Before I get all high-and-mighty, I have to confess that I did my share of bullying in school. The psychology of bullying is fascinating. Remember that article in Time Magazine last year, the one with the headline: Why Kids Bully: Because They're Popular? That was me, trying to inch up the social hierarchy.
The video and its aftermath were all very salutary because this weekend, I read the wonderful middle grade novel WONDER, by R.J. Palacio. (I review it on Middle Grade Mafioso.) This novel is all about accepting people, not judging them for what they look like, and is a moving testament for the importance of kindness. Here's what the author says on her website in answer to the question: What do you hope readers come away with after finishing WONDER?
R.J.Palacio: (with my italics)
I hope that readers will come away with the idea that they are noticed: their actions are noted. Maybe not immediately or directly or even in a way that seems obvious, but if they’re mean, someone suffers. If they’re kind, someone benefits. And the choice is theirs: whether to be noticed for being kind or for being mean. They get to choose who they want to be in this world. And it’s not their friends and not their parents who make those choices: it’s them.As the outpouring of support for Karen H. Klein shows, there is a whole lot of kindness in this world!

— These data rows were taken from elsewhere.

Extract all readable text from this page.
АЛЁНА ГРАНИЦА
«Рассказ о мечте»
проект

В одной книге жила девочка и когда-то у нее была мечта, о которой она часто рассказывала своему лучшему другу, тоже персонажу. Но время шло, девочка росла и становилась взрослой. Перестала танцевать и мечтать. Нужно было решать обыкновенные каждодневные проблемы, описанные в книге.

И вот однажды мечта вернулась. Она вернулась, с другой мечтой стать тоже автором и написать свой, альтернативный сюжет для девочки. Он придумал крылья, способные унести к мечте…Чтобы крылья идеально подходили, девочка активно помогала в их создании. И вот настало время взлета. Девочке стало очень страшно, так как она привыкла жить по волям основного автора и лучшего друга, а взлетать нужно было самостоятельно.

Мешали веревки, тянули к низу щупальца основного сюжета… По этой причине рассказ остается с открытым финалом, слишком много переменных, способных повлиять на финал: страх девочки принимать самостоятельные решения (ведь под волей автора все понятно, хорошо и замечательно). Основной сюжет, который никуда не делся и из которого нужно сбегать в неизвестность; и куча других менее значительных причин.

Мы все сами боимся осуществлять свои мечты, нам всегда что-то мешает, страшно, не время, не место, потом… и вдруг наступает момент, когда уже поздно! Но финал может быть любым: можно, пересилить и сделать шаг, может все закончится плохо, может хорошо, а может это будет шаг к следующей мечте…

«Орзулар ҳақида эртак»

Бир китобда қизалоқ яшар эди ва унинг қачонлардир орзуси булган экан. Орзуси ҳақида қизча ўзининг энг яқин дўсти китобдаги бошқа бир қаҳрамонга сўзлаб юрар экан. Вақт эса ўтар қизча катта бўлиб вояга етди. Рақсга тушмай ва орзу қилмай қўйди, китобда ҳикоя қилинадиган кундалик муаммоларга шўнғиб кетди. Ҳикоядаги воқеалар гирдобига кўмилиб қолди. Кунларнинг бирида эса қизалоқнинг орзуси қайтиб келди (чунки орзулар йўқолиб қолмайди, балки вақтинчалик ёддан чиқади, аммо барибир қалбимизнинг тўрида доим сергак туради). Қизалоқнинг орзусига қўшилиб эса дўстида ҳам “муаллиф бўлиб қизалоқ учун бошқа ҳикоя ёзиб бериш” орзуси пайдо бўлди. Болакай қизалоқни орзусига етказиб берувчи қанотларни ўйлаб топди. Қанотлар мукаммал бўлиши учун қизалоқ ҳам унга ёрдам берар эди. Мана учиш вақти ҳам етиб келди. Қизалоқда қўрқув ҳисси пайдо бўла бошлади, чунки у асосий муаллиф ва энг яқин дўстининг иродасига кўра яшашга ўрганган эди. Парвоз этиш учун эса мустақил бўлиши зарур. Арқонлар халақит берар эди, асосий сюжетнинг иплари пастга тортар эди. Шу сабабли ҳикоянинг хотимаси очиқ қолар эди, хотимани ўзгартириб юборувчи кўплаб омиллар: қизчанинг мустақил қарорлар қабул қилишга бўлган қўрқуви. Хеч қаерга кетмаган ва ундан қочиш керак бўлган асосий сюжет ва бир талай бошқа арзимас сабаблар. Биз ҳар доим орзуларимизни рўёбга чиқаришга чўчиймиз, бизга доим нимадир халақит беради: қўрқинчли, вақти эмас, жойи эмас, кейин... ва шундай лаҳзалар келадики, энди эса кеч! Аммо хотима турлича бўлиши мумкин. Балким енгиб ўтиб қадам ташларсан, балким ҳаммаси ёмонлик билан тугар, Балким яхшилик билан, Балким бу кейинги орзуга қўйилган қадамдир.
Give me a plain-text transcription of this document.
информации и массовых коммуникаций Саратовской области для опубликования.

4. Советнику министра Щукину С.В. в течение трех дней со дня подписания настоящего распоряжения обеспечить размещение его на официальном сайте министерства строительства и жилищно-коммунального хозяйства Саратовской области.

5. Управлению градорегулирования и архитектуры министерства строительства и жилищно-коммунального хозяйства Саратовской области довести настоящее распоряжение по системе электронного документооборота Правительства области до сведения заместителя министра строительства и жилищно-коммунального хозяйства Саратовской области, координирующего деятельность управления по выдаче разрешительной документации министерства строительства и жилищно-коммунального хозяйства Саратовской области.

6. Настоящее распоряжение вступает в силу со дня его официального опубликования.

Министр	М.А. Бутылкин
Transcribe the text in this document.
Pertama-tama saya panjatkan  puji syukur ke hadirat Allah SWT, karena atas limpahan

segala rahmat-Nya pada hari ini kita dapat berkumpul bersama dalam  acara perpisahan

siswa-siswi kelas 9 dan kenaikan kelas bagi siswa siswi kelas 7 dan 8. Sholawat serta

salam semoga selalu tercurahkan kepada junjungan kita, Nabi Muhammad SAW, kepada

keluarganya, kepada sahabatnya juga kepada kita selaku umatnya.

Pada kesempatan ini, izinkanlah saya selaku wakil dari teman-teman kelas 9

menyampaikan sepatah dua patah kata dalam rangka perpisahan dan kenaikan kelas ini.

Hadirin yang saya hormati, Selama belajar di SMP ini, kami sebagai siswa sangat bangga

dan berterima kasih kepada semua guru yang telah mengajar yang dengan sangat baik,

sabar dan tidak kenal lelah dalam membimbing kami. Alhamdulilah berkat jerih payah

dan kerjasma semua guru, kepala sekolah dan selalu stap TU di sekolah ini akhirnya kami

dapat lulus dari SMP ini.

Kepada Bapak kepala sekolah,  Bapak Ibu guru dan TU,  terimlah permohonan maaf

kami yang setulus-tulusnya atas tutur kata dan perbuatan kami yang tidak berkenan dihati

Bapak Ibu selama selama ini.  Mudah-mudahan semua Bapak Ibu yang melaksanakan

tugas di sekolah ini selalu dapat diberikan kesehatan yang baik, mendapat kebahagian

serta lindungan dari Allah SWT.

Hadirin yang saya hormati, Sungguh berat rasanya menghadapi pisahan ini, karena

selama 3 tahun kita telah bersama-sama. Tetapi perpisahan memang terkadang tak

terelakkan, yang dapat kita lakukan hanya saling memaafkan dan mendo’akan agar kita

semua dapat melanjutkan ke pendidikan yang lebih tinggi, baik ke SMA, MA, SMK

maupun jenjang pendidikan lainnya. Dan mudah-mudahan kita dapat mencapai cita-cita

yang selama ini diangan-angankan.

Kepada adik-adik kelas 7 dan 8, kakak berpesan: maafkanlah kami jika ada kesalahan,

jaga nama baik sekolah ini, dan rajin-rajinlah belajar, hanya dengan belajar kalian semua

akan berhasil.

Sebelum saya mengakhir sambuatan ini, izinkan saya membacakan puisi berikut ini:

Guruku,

I also hope parents take heed and do more interfering in their kids’ lives. I’ve talked to so many parents, friends of mine, who kind of stood back and shrugged off their kids’ behavior in middle school, as if being mean were an unavoidable evil that they “hope” their kid would grow out of. I had one dad tell me once about his son, “Well, he doesn’t listen to me anymore so I stopped wasting my time trying to tell him what to do.” To me, that’s exactly when your kid needs you the most: when he acts like he’s not listening anymore. What I think is that deep down inside, we’re so grateful that it’s not our kid who’s being picked on we look the other way when it’s someone else’s kid. So long as it’s not your kid at the bottom of that ladder, you know? But parents have to resist that way of thinking. They need to remind their kids to be kind and do right exactly because it’s the hardest thing to do at that age.